Not long after, it was Senator Harris’s turn to ask questions, and she was not happy with Barr’s attempt to speak for the Black community.
“My understanding is that many community leaders of that time … knew and said even then that the crack epidemic was a public health crisis, and that that was really the chorus coming from community leaders, not that they wanted drug-addicted people to be locked up,” Harris said. “And similarly, now, we can find that in most of the communities afflicted by the opioid crisis, they are similarly, these community leaders, asking that it be addressed as the public health crisis that it is.”

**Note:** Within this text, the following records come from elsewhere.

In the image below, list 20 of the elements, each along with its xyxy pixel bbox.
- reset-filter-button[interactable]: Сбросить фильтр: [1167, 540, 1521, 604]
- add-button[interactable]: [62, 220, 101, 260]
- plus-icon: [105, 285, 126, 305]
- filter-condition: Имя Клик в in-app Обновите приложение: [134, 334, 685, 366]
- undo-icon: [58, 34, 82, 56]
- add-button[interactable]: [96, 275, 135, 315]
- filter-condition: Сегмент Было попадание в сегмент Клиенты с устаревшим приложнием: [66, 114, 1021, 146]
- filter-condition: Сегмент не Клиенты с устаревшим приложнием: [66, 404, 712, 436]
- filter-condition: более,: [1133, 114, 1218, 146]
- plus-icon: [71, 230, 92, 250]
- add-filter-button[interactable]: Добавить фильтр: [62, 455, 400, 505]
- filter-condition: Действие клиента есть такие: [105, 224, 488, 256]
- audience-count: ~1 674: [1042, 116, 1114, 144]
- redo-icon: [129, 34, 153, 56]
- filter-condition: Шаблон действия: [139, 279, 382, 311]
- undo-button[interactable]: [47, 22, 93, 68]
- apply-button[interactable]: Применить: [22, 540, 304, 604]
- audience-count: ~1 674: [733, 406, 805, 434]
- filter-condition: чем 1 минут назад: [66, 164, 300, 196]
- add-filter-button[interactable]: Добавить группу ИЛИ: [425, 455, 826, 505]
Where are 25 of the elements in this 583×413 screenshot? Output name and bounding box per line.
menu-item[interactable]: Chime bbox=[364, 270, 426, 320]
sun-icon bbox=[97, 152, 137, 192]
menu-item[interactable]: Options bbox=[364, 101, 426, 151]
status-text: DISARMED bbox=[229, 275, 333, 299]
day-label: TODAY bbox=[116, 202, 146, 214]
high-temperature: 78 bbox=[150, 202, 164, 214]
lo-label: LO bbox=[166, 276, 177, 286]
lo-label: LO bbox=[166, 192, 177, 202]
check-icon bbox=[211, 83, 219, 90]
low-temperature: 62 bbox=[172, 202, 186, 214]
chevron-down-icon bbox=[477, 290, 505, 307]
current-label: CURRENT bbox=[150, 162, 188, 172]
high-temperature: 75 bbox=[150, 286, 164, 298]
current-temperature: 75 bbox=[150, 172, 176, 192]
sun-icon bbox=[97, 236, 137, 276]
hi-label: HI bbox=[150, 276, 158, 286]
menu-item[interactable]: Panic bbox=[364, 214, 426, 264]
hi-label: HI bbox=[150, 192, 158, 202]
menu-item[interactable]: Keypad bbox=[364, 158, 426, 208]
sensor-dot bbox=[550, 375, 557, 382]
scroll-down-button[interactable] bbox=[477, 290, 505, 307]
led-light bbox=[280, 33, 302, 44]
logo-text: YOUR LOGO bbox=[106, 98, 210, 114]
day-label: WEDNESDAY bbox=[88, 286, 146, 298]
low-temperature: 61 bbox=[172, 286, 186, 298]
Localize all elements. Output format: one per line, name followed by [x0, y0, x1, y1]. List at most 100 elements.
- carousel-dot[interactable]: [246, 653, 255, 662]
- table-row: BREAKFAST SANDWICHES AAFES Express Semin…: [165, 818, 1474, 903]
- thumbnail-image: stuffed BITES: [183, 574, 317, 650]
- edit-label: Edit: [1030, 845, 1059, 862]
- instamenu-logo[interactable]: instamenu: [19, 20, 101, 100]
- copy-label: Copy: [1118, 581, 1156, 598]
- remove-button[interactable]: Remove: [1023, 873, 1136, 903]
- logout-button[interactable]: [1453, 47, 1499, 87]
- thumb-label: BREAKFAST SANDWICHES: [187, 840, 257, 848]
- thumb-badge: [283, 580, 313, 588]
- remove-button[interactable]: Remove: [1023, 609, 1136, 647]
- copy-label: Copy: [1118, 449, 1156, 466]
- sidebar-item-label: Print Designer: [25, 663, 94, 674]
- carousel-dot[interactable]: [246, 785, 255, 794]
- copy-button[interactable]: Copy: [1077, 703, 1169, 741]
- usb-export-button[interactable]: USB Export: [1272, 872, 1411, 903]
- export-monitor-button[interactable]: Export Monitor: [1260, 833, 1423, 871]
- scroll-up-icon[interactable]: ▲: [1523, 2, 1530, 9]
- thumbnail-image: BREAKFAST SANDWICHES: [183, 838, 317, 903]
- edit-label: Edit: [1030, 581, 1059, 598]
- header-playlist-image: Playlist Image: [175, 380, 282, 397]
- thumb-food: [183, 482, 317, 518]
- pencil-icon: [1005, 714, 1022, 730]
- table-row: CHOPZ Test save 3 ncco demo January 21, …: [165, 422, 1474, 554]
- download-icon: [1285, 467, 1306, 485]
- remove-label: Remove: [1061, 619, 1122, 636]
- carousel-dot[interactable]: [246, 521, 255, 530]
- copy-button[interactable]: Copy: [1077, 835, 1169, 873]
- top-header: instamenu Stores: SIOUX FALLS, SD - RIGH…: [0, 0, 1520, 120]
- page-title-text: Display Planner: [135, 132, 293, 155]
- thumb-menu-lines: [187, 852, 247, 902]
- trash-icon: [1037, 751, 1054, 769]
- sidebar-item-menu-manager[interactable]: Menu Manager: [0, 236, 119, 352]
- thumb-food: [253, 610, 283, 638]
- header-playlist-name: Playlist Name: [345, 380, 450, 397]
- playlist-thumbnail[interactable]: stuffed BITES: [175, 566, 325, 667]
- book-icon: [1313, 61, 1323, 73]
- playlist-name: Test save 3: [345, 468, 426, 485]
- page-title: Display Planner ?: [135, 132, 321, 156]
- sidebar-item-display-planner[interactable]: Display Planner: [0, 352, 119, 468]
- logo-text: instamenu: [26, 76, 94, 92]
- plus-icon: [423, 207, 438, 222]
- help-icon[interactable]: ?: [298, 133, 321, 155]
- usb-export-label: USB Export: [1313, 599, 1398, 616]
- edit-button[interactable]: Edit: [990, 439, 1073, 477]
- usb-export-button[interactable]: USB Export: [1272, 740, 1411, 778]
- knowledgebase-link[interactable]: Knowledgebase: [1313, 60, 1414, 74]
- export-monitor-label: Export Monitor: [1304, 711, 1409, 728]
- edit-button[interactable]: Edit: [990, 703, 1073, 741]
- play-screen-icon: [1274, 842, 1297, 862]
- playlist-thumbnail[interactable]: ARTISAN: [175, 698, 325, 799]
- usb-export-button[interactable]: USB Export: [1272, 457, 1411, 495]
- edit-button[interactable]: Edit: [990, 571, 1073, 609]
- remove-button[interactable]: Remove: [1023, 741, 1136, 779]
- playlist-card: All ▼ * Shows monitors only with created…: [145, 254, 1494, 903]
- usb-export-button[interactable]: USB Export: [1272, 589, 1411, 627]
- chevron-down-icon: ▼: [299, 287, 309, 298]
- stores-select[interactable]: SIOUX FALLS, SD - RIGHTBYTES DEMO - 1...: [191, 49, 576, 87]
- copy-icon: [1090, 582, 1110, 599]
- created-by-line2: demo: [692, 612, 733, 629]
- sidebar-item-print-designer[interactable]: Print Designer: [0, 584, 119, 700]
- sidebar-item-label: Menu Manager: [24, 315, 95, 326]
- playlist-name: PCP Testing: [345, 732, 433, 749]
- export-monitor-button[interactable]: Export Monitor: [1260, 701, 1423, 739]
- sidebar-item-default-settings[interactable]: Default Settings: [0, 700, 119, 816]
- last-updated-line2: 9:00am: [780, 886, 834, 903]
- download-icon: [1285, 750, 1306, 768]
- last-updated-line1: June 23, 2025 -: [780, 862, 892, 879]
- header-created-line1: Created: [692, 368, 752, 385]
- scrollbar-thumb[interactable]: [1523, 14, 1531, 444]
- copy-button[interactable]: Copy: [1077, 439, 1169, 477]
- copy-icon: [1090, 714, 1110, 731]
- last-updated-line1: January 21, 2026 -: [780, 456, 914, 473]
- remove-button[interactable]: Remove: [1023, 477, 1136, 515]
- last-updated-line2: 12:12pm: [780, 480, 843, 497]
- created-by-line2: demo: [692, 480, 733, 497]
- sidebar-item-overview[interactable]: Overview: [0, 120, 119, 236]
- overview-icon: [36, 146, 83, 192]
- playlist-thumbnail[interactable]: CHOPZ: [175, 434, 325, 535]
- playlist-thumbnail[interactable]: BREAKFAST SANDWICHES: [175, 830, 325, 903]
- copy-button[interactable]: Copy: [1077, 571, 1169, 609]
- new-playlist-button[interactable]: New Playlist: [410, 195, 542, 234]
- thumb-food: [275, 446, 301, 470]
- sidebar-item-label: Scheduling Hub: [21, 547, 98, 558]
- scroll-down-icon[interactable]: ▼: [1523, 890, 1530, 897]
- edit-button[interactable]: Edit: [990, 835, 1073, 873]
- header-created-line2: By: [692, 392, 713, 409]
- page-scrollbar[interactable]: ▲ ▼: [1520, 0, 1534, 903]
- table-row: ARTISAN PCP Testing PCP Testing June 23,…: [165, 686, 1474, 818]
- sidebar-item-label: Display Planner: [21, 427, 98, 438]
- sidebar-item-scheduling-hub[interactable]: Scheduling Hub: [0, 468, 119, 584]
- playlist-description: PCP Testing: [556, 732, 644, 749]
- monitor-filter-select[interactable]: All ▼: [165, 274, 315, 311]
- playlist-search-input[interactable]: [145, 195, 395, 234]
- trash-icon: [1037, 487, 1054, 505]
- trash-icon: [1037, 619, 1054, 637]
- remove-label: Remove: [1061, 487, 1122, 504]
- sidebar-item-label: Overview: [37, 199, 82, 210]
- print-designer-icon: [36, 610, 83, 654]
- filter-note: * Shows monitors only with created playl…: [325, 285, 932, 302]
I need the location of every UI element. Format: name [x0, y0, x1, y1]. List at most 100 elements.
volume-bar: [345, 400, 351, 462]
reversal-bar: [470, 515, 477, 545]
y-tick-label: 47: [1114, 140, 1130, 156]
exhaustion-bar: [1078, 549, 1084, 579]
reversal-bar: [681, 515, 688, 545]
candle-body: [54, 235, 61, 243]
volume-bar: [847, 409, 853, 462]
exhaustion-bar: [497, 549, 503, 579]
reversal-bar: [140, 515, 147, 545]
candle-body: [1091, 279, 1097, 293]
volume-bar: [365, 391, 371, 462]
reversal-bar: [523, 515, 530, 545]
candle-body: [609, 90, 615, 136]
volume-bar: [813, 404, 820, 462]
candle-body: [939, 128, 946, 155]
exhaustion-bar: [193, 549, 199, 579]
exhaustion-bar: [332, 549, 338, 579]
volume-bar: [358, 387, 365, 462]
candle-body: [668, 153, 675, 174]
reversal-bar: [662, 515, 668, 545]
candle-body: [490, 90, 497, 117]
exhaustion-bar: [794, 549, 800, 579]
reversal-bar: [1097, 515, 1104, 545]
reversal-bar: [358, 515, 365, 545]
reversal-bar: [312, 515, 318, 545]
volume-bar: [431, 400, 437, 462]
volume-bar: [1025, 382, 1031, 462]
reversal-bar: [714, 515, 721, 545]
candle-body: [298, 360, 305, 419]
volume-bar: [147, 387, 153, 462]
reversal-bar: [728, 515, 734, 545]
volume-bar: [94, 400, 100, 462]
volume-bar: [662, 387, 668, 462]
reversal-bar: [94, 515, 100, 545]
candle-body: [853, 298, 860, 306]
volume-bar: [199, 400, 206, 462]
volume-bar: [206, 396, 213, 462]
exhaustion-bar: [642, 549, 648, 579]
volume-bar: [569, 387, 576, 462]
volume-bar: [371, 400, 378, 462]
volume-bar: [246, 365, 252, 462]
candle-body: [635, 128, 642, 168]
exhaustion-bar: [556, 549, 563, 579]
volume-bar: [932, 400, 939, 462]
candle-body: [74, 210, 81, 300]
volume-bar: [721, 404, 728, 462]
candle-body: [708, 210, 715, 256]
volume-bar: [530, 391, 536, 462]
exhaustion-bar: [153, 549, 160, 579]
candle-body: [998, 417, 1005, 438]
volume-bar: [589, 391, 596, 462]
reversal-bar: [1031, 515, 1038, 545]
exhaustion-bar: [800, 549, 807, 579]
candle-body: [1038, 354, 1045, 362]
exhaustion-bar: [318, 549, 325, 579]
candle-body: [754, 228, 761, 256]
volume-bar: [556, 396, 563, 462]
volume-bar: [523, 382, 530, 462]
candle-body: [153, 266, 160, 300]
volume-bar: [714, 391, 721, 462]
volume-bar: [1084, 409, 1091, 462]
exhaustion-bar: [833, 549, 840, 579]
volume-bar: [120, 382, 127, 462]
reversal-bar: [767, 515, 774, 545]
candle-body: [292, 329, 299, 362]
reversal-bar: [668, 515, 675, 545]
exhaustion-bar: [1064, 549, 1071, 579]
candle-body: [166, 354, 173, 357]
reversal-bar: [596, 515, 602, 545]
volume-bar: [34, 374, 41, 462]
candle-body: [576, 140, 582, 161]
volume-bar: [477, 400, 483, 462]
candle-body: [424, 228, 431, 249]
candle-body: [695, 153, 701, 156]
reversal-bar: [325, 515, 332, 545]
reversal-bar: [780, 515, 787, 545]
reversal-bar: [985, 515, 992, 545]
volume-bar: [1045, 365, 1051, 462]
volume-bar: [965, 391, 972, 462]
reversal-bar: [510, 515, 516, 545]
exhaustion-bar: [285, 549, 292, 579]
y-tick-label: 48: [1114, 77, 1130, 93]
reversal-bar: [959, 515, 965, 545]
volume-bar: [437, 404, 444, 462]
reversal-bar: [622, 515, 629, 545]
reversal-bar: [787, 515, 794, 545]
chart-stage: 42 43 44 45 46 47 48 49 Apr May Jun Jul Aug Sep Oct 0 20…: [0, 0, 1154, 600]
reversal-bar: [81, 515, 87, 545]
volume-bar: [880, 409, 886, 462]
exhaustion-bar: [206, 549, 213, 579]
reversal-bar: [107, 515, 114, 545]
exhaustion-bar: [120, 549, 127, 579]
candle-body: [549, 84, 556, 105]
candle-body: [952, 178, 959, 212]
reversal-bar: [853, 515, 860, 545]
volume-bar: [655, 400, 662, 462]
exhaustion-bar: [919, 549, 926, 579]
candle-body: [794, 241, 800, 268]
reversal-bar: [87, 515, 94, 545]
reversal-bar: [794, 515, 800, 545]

Harris wanted to know: Is there a role for the nation’s chief law enforcement officer to play in responding to drug use with a public health response, rather than a “lock them up” response? In the almost 30 years since Barr served as attorney general, Harris said, a “consensus” has emerged that, regardless of the drug in question, the “war on drugs was an abject failure” and locking up people who suffer from a public health problem “is probably not the smartest use of taxpayer dollars.”
Barr’s response was disappointing at best, suggesting that public health concerns should be taken up by the Department of Health and Human Services, not the Justice Department, which exists to enforce drug prohibition.
What else should we expect? After all, Barr was nominated by a president who has used the boogeymen of “gangs,” “violent criminals” and immigrants to rile up right-wingers who are fearful of white displacement. When it comes to issues facing anyone else, Barr appears no different from Sessions, and indeed, no different from Trump himself.